I just had the leftovers for lunch and they were the most delicious, succulent, even unctuous (and I hate that word) chops. I will eat lamb any way at all and especially like chewy shoulder chops marinated and grilled, but these are braised to gooey perfection with a savory sauce. I made them last night as a variation on a recipe I saw on Lidia Bastianichs TV show. Truth be told, I got to eat the leftovers because my daughter recently decided she wont eat a little lambie or bunny, both of which I love. She has no trouble devouring cute chickens, cows, squid, or pigs, though.

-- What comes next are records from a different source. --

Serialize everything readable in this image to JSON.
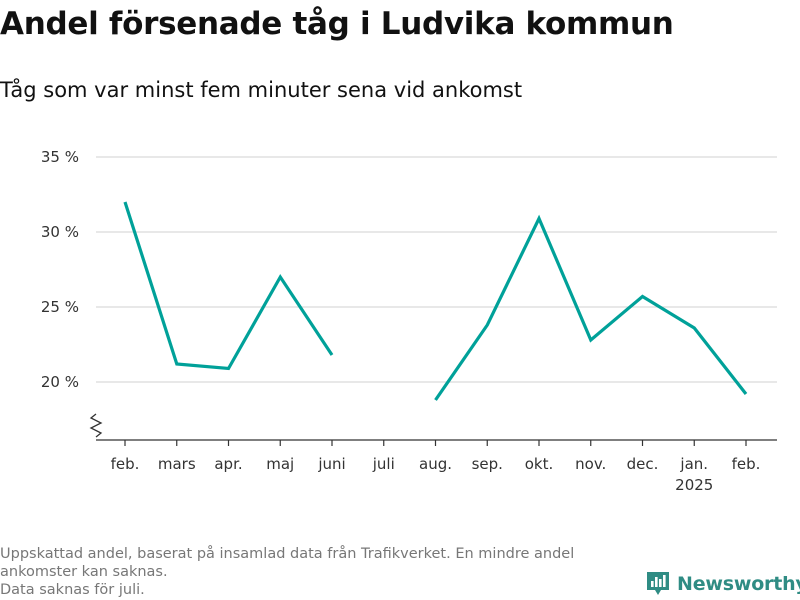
{
  "header": {
    "title": "Andel försenade tåg i Ludvika kommun",
    "subtitle": "Tåg som var minst fem minuter sena vid ankomst"
  },
  "footnote": {
    "line1": "Uppskattad andel, baserat på insamlad data från Trafikverket. En mindre andel",
    "line2": "ankomster kan saknas.",
    "line3": "Data saknas för juli."
  },
  "brand": {
    "name": "Newsworthy",
    "icon": "bar-chart-logo-icon",
    "color": "#2f8c84"
  },
  "chart_data": {
    "type": "line",
    "title": "Andel försenade tåg i Ludvika kommun",
    "subtitle": "Tåg som var minst fem minuter sena vid ankomst",
    "categories": [
      "feb.",
      "mars",
      "apr.",
      "maj",
      "juni",
      "juli",
      "aug.",
      "sep.",
      "okt.",
      "nov.",
      "dec.",
      "jan.",
      "feb."
    ],
    "year_label": "2025",
    "year_label_under": "jan.",
    "series": [
      {
        "values": [
          32.0,
          21.2,
          20.9,
          27.0,
          21.8,
          null,
          18.8,
          23.8,
          30.9,
          22.8,
          25.7,
          23.6,
          19.2
        ],
        "color": "#00a199"
      }
    ],
    "y_ticks": [
      20,
      25,
      30,
      35
    ],
    "y_tick_labels": [
      "20 %",
      "25 %",
      "30 %",
      "35 %"
    ],
    "ylim": [
      16,
      35
    ],
    "y_axis_break": true,
    "grid": true,
    "legend": "none"
  }
}
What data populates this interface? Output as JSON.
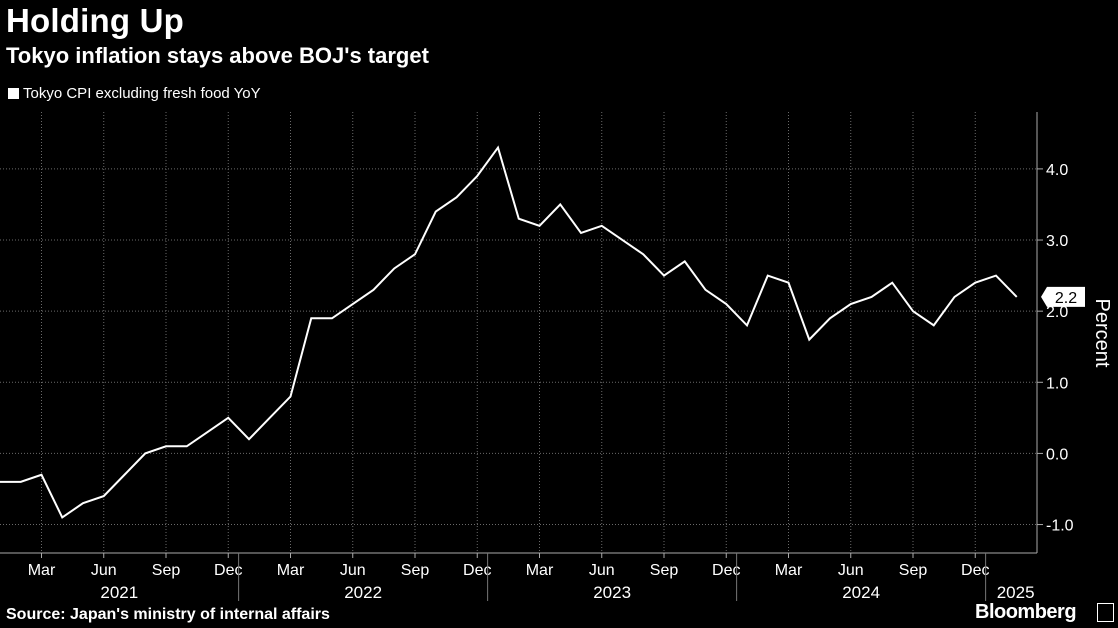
{
  "chart_data": {
    "type": "line",
    "title": "Holding Up",
    "subtitle": "Tokyo inflation stays above BOJ's target",
    "ylabel": "Percent",
    "source": "Source: Japan's ministry of internal affairs",
    "brand": "Bloomberg",
    "ylim": [
      -1.4,
      4.8
    ],
    "yticks": [
      -1.0,
      0.0,
      1.0,
      2.0,
      3.0,
      4.0
    ],
    "ytick_labels": [
      "-1.0",
      "0.0",
      "1.0",
      "2.0",
      "3.0",
      "4.0"
    ],
    "grid": true,
    "legend_position": "top-left",
    "x_start": "2021-01",
    "month_ticks": [
      {
        "label": "Mar",
        "month": 2
      },
      {
        "label": "Jun",
        "month": 5
      },
      {
        "label": "Sep",
        "month": 8
      },
      {
        "label": "Dec",
        "month": 11
      },
      {
        "label": "Mar",
        "month": 14
      },
      {
        "label": "Jun",
        "month": 17
      },
      {
        "label": "Sep",
        "month": 20
      },
      {
        "label": "Dec",
        "month": 23
      },
      {
        "label": "Mar",
        "month": 26
      },
      {
        "label": "Jun",
        "month": 29
      },
      {
        "label": "Sep",
        "month": 32
      },
      {
        "label": "Dec",
        "month": 35
      },
      {
        "label": "Mar",
        "month": 38
      },
      {
        "label": "Jun",
        "month": 41
      },
      {
        "label": "Sep",
        "month": 44
      },
      {
        "label": "Dec",
        "month": 47
      }
    ],
    "years": [
      {
        "label": "2021",
        "start": 0
      },
      {
        "label": "2022",
        "start": 12
      },
      {
        "label": "2023",
        "start": 24
      },
      {
        "label": "2024",
        "start": 36
      },
      {
        "label": "2025",
        "start": 48
      }
    ],
    "series": [
      {
        "name": "Tokyo CPI excluding fresh food YoY",
        "color": "#ffffff",
        "last_value_label": "2.2",
        "values": [
          -0.4,
          -0.4,
          -0.3,
          -0.9,
          -0.7,
          -0.6,
          -0.3,
          0.0,
          0.1,
          0.1,
          0.3,
          0.5,
          0.2,
          0.5,
          0.8,
          1.9,
          1.9,
          2.1,
          2.3,
          2.6,
          2.8,
          3.4,
          3.6,
          3.9,
          4.3,
          3.3,
          3.2,
          3.5,
          3.1,
          3.2,
          3.0,
          2.8,
          2.5,
          2.7,
          2.3,
          2.1,
          1.8,
          2.5,
          2.4,
          1.6,
          1.9,
          2.1,
          2.2,
          2.4,
          2.0,
          1.8,
          2.2,
          2.4,
          2.5,
          2.2
        ]
      }
    ]
  }
}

Oh well, this too shall pass.
So for three (or four) Lamb Shoulder Chops:
Trim them, salt and pepper them, and dredge in flour.
Heat butter and olive oil in a large skillet and gently brown the chops on both sides. Add about 5 cloves sliced garlic, some red pepper flakes, and a couple of small anchovy fillets (or paste) and cook a few minutes. Add 1/4 cup red wine vinegar and cook down. Turn the chops.
Add a cup of two of broth (I used chicken). It shouldnt cover the chops but go up the sides a bit. Simmer, turning chops from time to time, for 10 or 15 minutes, until the sauce is thick. Adjust seasoning.
I sprinkled on parsley, but I think thyme would be even better, and served them with Marcella Hazans Gnocchi Alla Romana (my new staple and the ultimate make-ahead and bake at the last minute dish). They would also be good with mashed potatoes, polenta, anything to soak up the "lambie" sauce.